If you are going to specialize in protecting journalism, why not start at the top? 

That’s essentially what Runa Sandvik did in March 2016 when she joined The New York Times as the newsroom’s director of information security after being a self-employed security consultant. 

Click here for complete coverage of SC Media’s 2020 Women in IT Security

“I believe media organizations are more aware of risks today than, say, 10 years ago,” says Sandvik, a 2020 SC Media Woman to Watch, the second time she’s received that distinction. The first time was in 2014.   

Sandvik, who left the Times about a year ago to return to her consultancy, attributes the heightened awareness “to the experts who track threats and the journalists who write about them.”  

Three years before the native Norwegian arrived, the newspaper suffered a major cyberattack by Chinese hackers, who managed to change the passwords of Times reporters. For four months, forensics showed that nation-state operatives snooped around the Times network, planting malware into the computers of 53 employees. The timing wasn’t coincidental since the news outlet had just run an expose detailing China’s prime minister, and operatives were trying to suss out the identity of the reporter’s sources. 

Under Sandvik’s watch, during which she was eventually promoted to senior director of information security, she secured a confidential tips line, which is how the newspaper scooped other news organizations about the FBI raiding the office of former Trump attorney Michael Cohen. 

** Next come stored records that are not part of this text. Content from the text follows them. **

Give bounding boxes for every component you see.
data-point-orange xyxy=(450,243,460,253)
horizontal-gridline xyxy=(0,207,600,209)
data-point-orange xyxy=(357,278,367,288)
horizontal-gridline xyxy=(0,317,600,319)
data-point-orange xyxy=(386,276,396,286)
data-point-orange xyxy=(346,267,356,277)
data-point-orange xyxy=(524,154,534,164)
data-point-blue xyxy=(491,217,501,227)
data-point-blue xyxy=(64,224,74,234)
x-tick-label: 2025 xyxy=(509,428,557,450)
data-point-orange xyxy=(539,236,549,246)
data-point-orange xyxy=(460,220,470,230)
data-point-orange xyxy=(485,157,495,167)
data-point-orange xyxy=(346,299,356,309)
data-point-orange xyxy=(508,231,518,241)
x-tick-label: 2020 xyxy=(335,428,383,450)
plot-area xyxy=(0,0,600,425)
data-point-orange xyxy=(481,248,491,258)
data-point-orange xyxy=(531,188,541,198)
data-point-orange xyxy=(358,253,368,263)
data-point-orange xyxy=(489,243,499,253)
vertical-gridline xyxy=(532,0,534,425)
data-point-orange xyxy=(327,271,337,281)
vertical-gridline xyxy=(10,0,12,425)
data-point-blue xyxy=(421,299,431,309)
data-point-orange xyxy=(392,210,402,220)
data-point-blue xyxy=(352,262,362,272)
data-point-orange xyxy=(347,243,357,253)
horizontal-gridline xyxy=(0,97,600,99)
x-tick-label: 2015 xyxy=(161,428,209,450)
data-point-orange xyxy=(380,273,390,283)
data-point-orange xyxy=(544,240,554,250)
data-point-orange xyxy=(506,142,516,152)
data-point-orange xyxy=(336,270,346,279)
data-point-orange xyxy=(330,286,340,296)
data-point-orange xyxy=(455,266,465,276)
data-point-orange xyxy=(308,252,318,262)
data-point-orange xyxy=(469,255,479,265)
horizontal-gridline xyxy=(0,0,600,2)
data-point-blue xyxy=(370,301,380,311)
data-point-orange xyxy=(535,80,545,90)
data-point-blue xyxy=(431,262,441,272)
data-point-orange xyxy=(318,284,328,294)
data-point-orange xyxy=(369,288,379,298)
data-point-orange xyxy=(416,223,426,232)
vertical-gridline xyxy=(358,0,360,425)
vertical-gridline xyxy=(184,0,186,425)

Among her initiatives at the newspaper was spearheading two-factor authentication and securing subscriber information at a time the Times continues to set digital subscription records.  

These days, media organizations appear to be more open to using encrypted communications for their work. 

“Are they receptive? Yes. Though a media organization has to balance budget, resources, and time… just like any other organization,” she says, citing the popularity that Tor and Signal has domestically and overseas. “You’d have to ask Tor and Signal for specific numbers, though, I’m just going by what I see on various social platforms.” 

Prior to the Times, she was a developer for The Tor Project and also served as a technical advisor to the Freedom of the Press Foundation and a member of the review board for Black Hat Europe.  

“I’ve done a handful of workshops for Norwegian media organizations over the years,” says the New York-based Sandvik, who currently serves on the board of the Norwegian Online News Association. “They’re definitely paying attention to this field and asking the right questions.” 

She also is a board member of The Signals Foundation, which supports whistleblowers globally. Speaking of which, Sandvik once hosted a CryptoParty in Hawaii with Edward Snowden. “I’d love to do it again one day,” she quips. 

When not blogging on her own website runasandvik.com, she also contributes to Forbes about cybersecurity. 

But perhaps Sandvik is best known for presenting in 2015 her research at DefCon, proving that a sniper’s rifle could be disabled or the target switched.